Mostly, but not quite. I am definitely more interested in pre-published adventures for the edition I am running (4e), as that saves me the most time.

That said, I do pick up the Pathfinder APs and have adventures from 1e,2e, and 3e to mine ideas from. Given the current size of my RPG library, I am unlikely to pick up random adventures for other editions of the game, although I might grab one if the price is right and it gets really good reviews or seems particularly interesting or in line with what I am doing in my campaign.
 

I generally consider modules in the three broad categories mentioned up-thread: TSR D&D, 3e (including 3e variants and Pathfinder), and 4e. While there are exceptions, I'm uninterested in buying/reading/converting modules created for 3e and 4e. It's not that I couldn't convert them, it's that it's too much of a bother, and I tend to dislike the approach and style of the 3e and 4e modules, without even considering the stats. In fact, I think the approach and style issue is a bigger problem for me than the stats.
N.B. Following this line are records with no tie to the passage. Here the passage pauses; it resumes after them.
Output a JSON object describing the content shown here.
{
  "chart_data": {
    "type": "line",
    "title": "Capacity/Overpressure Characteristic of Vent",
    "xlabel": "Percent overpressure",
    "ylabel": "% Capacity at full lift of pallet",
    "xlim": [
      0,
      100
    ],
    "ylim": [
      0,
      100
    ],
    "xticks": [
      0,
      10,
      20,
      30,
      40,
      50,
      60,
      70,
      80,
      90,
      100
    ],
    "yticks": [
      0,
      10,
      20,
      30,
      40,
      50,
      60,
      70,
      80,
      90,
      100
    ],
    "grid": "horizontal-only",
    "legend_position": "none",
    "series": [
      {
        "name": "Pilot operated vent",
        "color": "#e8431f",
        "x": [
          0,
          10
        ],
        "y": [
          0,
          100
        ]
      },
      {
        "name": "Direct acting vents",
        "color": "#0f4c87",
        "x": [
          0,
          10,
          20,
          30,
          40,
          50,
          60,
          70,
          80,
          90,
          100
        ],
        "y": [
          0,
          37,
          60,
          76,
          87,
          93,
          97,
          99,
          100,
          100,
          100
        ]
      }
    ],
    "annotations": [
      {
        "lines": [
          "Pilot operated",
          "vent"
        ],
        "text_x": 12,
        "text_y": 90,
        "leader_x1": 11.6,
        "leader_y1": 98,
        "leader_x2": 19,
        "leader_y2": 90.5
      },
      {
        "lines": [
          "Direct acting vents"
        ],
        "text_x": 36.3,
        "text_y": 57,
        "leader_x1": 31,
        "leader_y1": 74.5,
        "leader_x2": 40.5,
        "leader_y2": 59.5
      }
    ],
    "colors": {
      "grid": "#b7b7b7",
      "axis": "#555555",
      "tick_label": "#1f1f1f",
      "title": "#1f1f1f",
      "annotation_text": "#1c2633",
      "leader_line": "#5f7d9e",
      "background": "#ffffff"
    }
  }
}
These days, I'm mostly doing my own thing, in any case. I'm just not using modules as much as I did, back in the day.
 


Are you adventure edition agnostic?
Most definitely. . .

With the exception of one edition. :erm: And no, it's not because I won't buy from a certain company (which I won't, nowadays) or because I dislike the system in question (also true), but simply because, even if I found an adventure that I liked from, say, a current third party publisher. . . it's just too radically different a system - and implied setting - for me to bother.

So yeah, it just comes down to practical issues. Otherwise, I've been known to be pretty much omnivorous when it comes to adventures and sourcebooks.
 


Hypothetically, if I were in the market for an adventure, I would be edition agnostic.
I've used flavour material from sourcebooks of other editions in my games.

However, I've never actually run a published adventure, and the only ones I own were either free, gifts, or came with something else I wanted.
I may pillage them for ideas sometime, but I haven't felt the urge to do so yet.
 

Totally system and edition agnostic when it comes pre-published adventures. I've long used adventures from different editions and systems to provide not just a great game for my players, but for campaign inspiration as well.

That said, I find "delve" style adventures to be significantly less easy for me as a GM to use /convert. And these days, after repeated attempts to use them, I now ignore them altogether. Its not the edition of an adventure I stay away from, its the poor "delve" presentation that is an epic fail at my gaming table.